Two-dimensional paper plans have their place. A career architect or contractor has the experience to interpret these drawings and understand how the final product will feel. But BIM and the 3D model open up a new window into the building, allowing owners and construction partners to truly “get eyes” on their future spaces. Virtual and augmented realities are becoming increasingly popular among architects aiming to help their clients understand their designs, ultimately reducing time-consuming and costly modifications during construction. 

4. Cost and Resource Reduction


If the new player in the game doesn’t reduce costs, it probably won’t last long. BIM reduces costs in significant ways. Model-based cost assessment is known as 5D BIM

5D BIM provides reliable cost estimates well before the construction phase begins. Architects and their consultants use the BIM model to quantify and estimate various items, including materials and their costs, shipping materials, prefabricated or modular pieces, and even labor. This data is used to discover ways to reduce costs by selecting more cost-effective materials, finding the right time to buy materials, deciding whether prefabricated materials or built-on-site materials are cheaper, and streamlining the construction workflow to reduce labor. 

BIM decreases the overall duration of a project. Design teams are faster and more efficient in their planning and contractor productivity skyrockets with BIM implementation. 

5. Higher Quality Buildings


The advantages of BIM are most evident in the design and construction phases of a project. Still, owners often also notice a considerable improvement in the overall quality of their new facility. 

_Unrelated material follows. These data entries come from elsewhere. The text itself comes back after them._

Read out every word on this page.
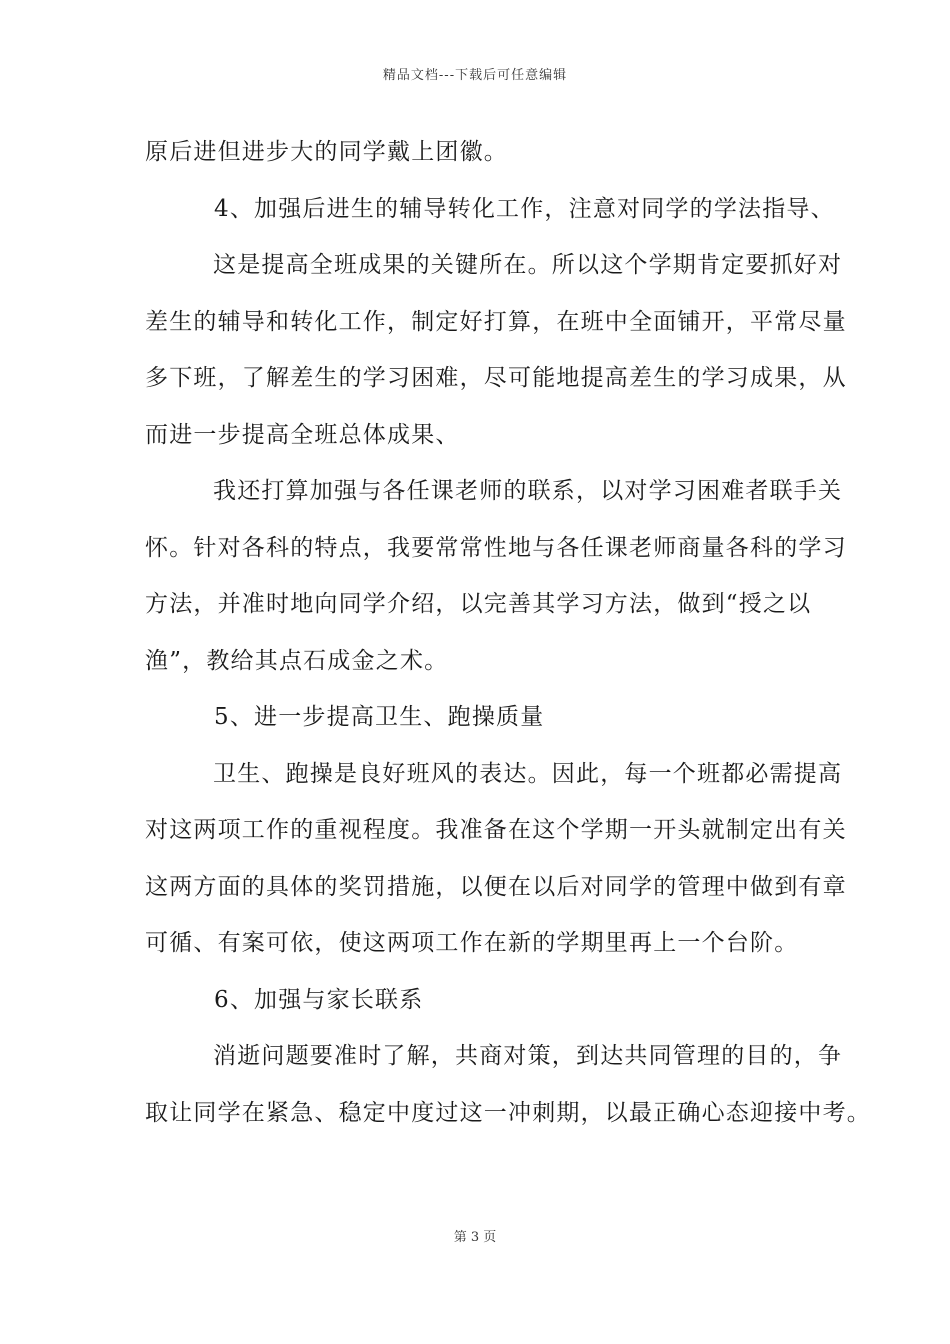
精品文档---下载后可任意编辑
原后进但进步大的同学戴上团徽。
4、加强后进生的辅导转化工作，注意对同学的学法指导、
这是提高全班成果的关键所在。所以这个学期肯定要抓好对
差生的辅导和转化工作，制定好打算，在班中全面铺开，平常尽量
多下班，了解差生的学习困难，尽可能地提高差生的学习成果，从
而进一步提高全班总体成果、
我还打算加强与各任课老师的联系，以对学习困难者联手关
怀。针对各科的特点，我要常常性地与各任课老师商量各科的学习
方法，并准时地向同学介绍，以完善其学习方法，做到“授之以
渔”，教给其点石成金之术。
5、进一步提高卫生、跑操质量
卫生、跑操是良好班风的表达。因此，每一个班都必需提高
对这两项工作的重视程度。我准备在这个学期一开头就制定出有关
这两方面的具体的奖罚措施，以便在以后对同学的管理中做到有章
可循、有案可依，使这两项工作在新的学期里再上一个台阶。
6、加强与家长联系
消逝问题要准时了解，共商对策，到达共同管理的目的，争
取让同学在紧急、稳定中度过这一冲刺期，以最正确心态迎接中考。
第 3 页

Due to the increased collaboration and modeling, BIM makes better building designs. Teams catch structural deficiencies before construction begins, 3D visualizations lead to better design aesthetics and modeling even the flow of natural and artificial light in a building results in a higher quality product for owners. 

Considering multiple dimensions - including 3D aesthetics, durations of each design element, overall cost, environmental impact over time, and long-term maintenance costs - leads to higher quality buildings and fully satisfied owners and clients. 


BIM isn’t just a new technology on the construction block. It is so much more. As a complete, integrative process of creating and managing information in projects, BIM is changing the game in the construction industry. The result is better communication, collaboration, and coordination, real-time visualization, reduced costs, and overall higher quality builds. 

BIM is here to stay, and the results speak for themselves.